答 第五戒は,いろいろな地位,関係にあるそれぞれの人の名誉や義務を無視したり,それに反するすべてのことを禁止する.

1 箴言30:17「自分の父をあざけり,母への従順をさげすむ目は,谷の烏にえぐりとられ,わしの子に食われる.」
ローマ13:7,8「あなたがたは,だれにでも義務を果たしなさい.みつぎを納めなければならない人にはみつぎを納め,税を納めなければならない人には税を納め,恐れなければならない人を恐れ,敬わなければならない人を敬いなさい.だれに対しても,何の借りもあってはいけません.ただし,互いに愛し合うことについては別です.他の人を愛する者は,律法を完全に守っているのです.」

問68 第五戒に付加されている理由は何か.

答 第五戒に付加されている理由は,この戒めを守るすべての者への長寿と繁栄(それが神ヘの栄光と彼ら自身の益に役立つかぎり)の約束である.

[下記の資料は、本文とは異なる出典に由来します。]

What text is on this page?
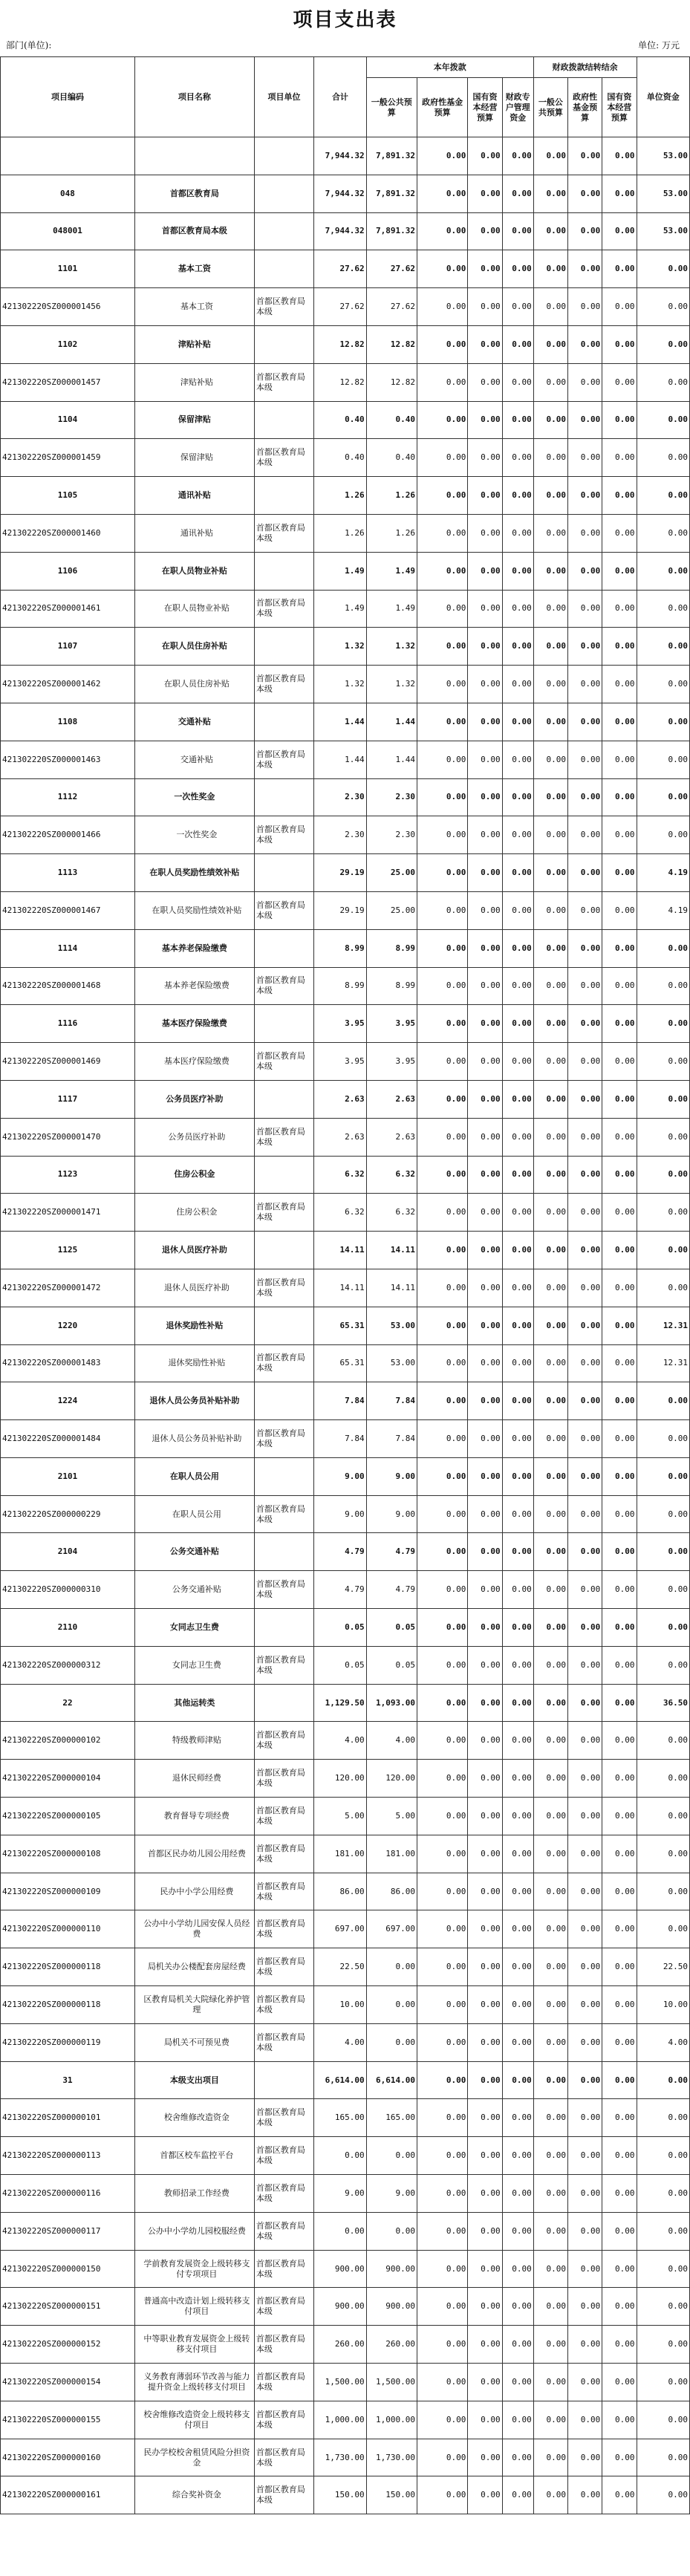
项目支出表
部门(单位):	单位: 万元
项目编码	项目名称	项目单位	合计	本年拨款				财政拨款结转结余			单位资金
				一般公共预算	政府性基金预算	国有资本经营预算	财政专户管理资金	一般公共预算	政府性基金预算	国有资本经营预算	
			7,944.32	7,891.32	0.00	0.00	0.00	0.00	0.00	0.00	53.00
048	首都区教育局		7,944.32	7,891.32	0.00	0.00	0.00	0.00	0.00	0.00	53.00
048001	首都区教育局本级		7,944.32	7,891.32	0.00	0.00	0.00	0.00	0.00	0.00	53.00
1101	基本工资		27.62	27.62	0.00	0.00	0.00	0.00	0.00	0.00	0.00
421302220SZ000001456	基本工资	首都区教育局本级	27.62	27.62	0.00	0.00	0.00	0.00	0.00	0.00	0.00
1102	津贴补贴		12.82	12.82	0.00	0.00	0.00	0.00	0.00	0.00	0.00
421302220SZ000001457	津贴补贴	首都区教育局本级	12.82	12.82	0.00	0.00	0.00	0.00	0.00	0.00	0.00
1104	保留津贴		0.40	0.40	0.00	0.00	0.00	0.00	0.00	0.00	0.00
421302220SZ000001459	保留津贴	首都区教育局本级	0.40	0.40	0.00	0.00	0.00	0.00	0.00	0.00	0.00
1105	通讯补贴		1.26	1.26	0.00	0.00	0.00	0.00	0.00	0.00	0.00
421302220SZ000001460	通讯补贴	首都区教育局本级	1.26	1.26	0.00	0.00	0.00	0.00	0.00	0.00	0.00
1106	在职人员物业补贴		1.49	1.49	0.00	0.00	0.00	0.00	0.00	0.00	0.00
421302220SZ000001461	在职人员物业补贴	首都区教育局本级	1.49	1.49	0.00	0.00	0.00	0.00	0.00	0.00	0.00
1107	在职人员住房补贴		1.32	1.32	0.00	0.00	0.00	0.00	0.00	0.00	0.00
421302220SZ000001462	在职人员住房补贴	首都区教育局本级	1.32	1.32	0.00	0.00	0.00	0.00	0.00	0.00	0.00
1108	交通补贴		1.44	1.44	0.00	0.00	0.00	0.00	0.00	0.00	0.00
421302220SZ000001463	交通补贴	首都区教育局本级	1.44	1.44	0.00	0.00	0.00	0.00	0.00	0.00	0.00
1112	一次性奖金		2.30	2.30	0.00	0.00	0.00	0.00	0.00	0.00	0.00
421302220SZ000001466	一次性奖金	首都区教育局本级	2.30	2.30	0.00	0.00	0.00	0.00	0.00	0.00	0.00
1113	在职人员奖励性绩效补贴		29.19	25.00	0.00	0.00	0.00	0.00	0.00	0.00	4.19
421302220SZ000001467	在职人员奖励性绩效补贴	首都区教育局本级	29.19	25.00	0.00	0.00	0.00	0.00	0.00	0.00	4.19
1114	基本养老保险缴费		8.99	8.99	0.00	0.00	0.00	0.00	0.00	0.00	0.00
421302220SZ000001468	基本养老保险缴费	首都区教育局本级	8.99	8.99	0.00	0.00	0.00	0.00	0.00	0.00	0.00
1116	基本医疗保险缴费		3.95	3.95	0.00	0.00	0.00	0.00	0.00	0.00	0.00
421302220SZ000001469	基本医疗保险缴费	首都区教育局本级	3.95	3.95	0.00	0.00	0.00	0.00	0.00	0.00	0.00
1117	公务员医疗补助		2.63	2.63	0.00	0.00	0.00	0.00	0.00	0.00	0.00
421302220SZ000001470	公务员医疗补助	首都区教育局本级	2.63	2.63	0.00	0.00	0.00	0.00	0.00	0.00	0.00
1123	住房公积金		6.32	6.32	0.00	0.00	0.00	0.00	0.00	0.00	0.00
421302220SZ000001471	住房公积金	首都区教育局本级	6.32	6.32	0.00	0.00	0.00	0.00	0.00	0.00	0.00
1125	退休人员医疗补助		14.11	14.11	0.00	0.00	0.00	0.00	0.00	0.00	0.00
421302220SZ000001472	退休人员医疗补助	首都区教育局本级	14.11	14.11	0.00	0.00	0.00	0.00	0.00	0.00	0.00
1220	退休奖励性补贴		65.31	53.00	0.00	0.00	0.00	0.00	0.00	0.00	12.31
421302220SZ000001483	退休奖励性补贴	首都区教育局本级	65.31	53.00	0.00	0.00	0.00	0.00	0.00	0.00	12.31
1224	退休人员公务员补贴补助		7.84	7.84	0.00	0.00	0.00	0.00	0.00	0.00	0.00
421302220SZ000001484	退休人员公务员补贴补助	首都区教育局本级	7.84	7.84	0.00	0.00	0.00	0.00	0.00	0.00	0.00
2101	在职人员公用		9.00	9.00	0.00	0.00	0.00	0.00	0.00	0.00	0.00
421302220SZ000000229	在职人员公用	首都区教育局本级	9.00	9.00	0.00	0.00	0.00	0.00	0.00	0.00	0.00
2104	公务交通补贴		4.79	4.79	0.00	0.00	0.00	0.00	0.00	0.00	0.00
421302220SZ000000310	公务交通补贴	首都区教育局本级	4.79	4.79	0.00	0.00	0.00	0.00	0.00	0.00	0.00
2110	女同志卫生费		0.05	0.05	0.00	0.00	0.00	0.00	0.00	0.00	0.00
421302220SZ000000312	女同志卫生费	首都区教育局本级	0.05	0.05	0.00	0.00	0.00	0.00	0.00	0.00	0.00
22	其他运转类		1,129.50	1,093.00	0.00	0.00	0.00	0.00	0.00	0.00	36.50
421302220SZ000000102	特级教师津贴	首都区教育局本级	4.00	4.00	0.00	0.00	0.00	0.00	0.00	0.00	0.00
421302220SZ000000104	退休民师经费	首都区教育局本级	120.00	120.00	0.00	0.00	0.00	0.00	0.00	0.00	0.00
421302220SZ000000105	教育督导专项经费	首都区教育局本级	5.00	5.00	0.00	0.00	0.00	0.00	0.00	0.00	0.00
421302220SZ000000108	首都区民办幼儿园公用经费	首都区教育局本级	181.00	181.00	0.00	0.00	0.00	0.00	0.00	0.00	0.00
421302220SZ000000109	民办中小学公用经费	首都区教育局本级	86.00	86.00	0.00	0.00	0.00	0.00	0.00	0.00	0.00
421302220SZ000000110	公办中小学幼儿园安保人员经费	首都区教育局本级	697.00	697.00	0.00	0.00	0.00	0.00	0.00	0.00	0.00
421302220SZ000000118	局机关办公楼配套房屋经费	首都区教育局本级	22.50	0.00	0.00	0.00	0.00	0.00	0.00	0.00	22.50
421302220SZ000000118	区教育局机关大院绿化养护管理	首都区教育局本级	10.00	0.00	0.00	0.00	0.00	0.00	0.00	0.00	10.00
421302220SZ000000119	局机关不可预见费	首都区教育局本级	4.00	0.00	0.00	0.00	0.00	0.00	0.00	0.00	4.00
31	本级支出项目		6,614.00	6,614.00	0.00	0.00	0.00	0.00	0.00	0.00	0.00
421302220SZ000000101	校舍维修改造资金	首都区教育局本级	165.00	165.00	0.00	0.00	0.00	0.00	0.00	0.00	0.00
421302220SZ000000113	首都区校车监控平台	首都区教育局本级	0.00	0.00	0.00	0.00	0.00	0.00	0.00	0.00	0.00
421302220SZ000000116	教师招录工作经费	首都区教育局本级	9.00	9.00	0.00	0.00	0.00	0.00	0.00	0.00	0.00
421302220SZ000000117	公办中小学幼儿园校服经费	首都区教育局本级	0.00	0.00	0.00	0.00	0.00	0.00	0.00	0.00	0.00
421302220SZ000000150	学前教育发展资金上级转移支付专项项目	首都区教育局本级	900.00	900.00	0.00	0.00	0.00	0.00	0.00	0.00	0.00
421302220SZ000000151	普通高中改造计划上级转移支付项目	首都区教育局本级	900.00	900.00	0.00	0.00	0.00	0.00	0.00	0.00	0.00
421302220SZ000000152	中等职业教育发展资金上级转移支付项目	首都区教育局本级	260.00	260.00	0.00	0.00	0.00	0.00	0.00	0.00	0.00
421302220SZ000000154	义务教育薄弱环节改善与能力提升资金上级转移支付项目	首都区教育局本级	1,500.00	1,500.00	0.00	0.00	0.00	0.00	0.00	0.00	0.00
421302220SZ000000155	校舍维修改造资金上级转移支付项目	首都区教育局本级	1,000.00	1,000.00	0.00	0.00	0.00	0.00	0.00	0.00	0.00
421302220SZ000000160	民办学校校舍租赁风险分担资金	首都区教育局本级	1,730.00	1,730.00	0.00	0.00	0.00	0.00	0.00	0.00	0.00
421302220SZ000000161	综合奖补资金	首都区教育局本级	150.00	150.00	0.00	0.00	0.00	0.00	0.00	0.00	0.00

1 エペソ6:2,3 「『あなたの父と母を敬え.』これは第一の戒めであり,約束を伴ったものです.『すなわち,そうしたら,あなたはしあわせになり,地上で長生きする.』という約束です.」

問69 第六戒は何か.

答 第六戒は,「殺してはならない」である.

1 出エジプト20:13

問70 第六戒は何を要求しているか.

答 第六戒は,我々自身の生命と他人の生命を保つために,すべての正当な努力を要求している.

1 エペソ5:29,30「だれも自分の身を憎んだ者はいません.かえって,これを養い育てます.それはキリストが教会をそうされたのと同じです.私たちはキリストのからだの部分だからです.」
2 詩篇82:3,4「弱い者とみなしごとのためにさばき,悩む者と乏しい者の権利を認めよ.弱い者と貧しい者とを助け出し,悪者どもの手から救い出せ.」
箴言24:11,12「悪者の家は滅ぼされ,正しい者の天幕は栄える.人の目にはまっすぐに見える道がある.その道の終わりは死の道である.」
使徒16:28「そこでパウロは大声で,『自害してはいけない.私たちはみなここにいる.』と叫んだ.」

問71 第六戒は何を禁止しているか.

答 第六戒は,我々自身の,あるいは隣人の生命を不当に奪うこと,およびそういった傾向のあるすべてのことを禁止している.

1 使徒16:28 「そこでパウロは大声で,『自害してはいけない.私たちはみなここにいる.』と叫んだ.」
2 創世9:6 「人の血を流す者は,人によって,血を流される.神は人を神のかたちにお造りになったから.」
3 箴言24:11,12「捕えられて殺されようとする者を救い出し,虐殺されようとする貧困者を助け出せ.もしあなたが,『私たちはそのことを知らなかった.』と言っても,人の心を評価する方は,それを見抜いておられないだろうか.あなたのたましいを見守る方は,それを知らないだろうか.この方はおのおの,人の行ないに応じて報いないだろうか.」

問72 第七戒は何か.

答 第七戒は,「姦淫してはならない」である.

1 出エジプト20: 14

問73 第七戒は何を要求しているか.

答 第七戒は,心とことばと行動において我々自身および隣人の純潔を保つことを要求している.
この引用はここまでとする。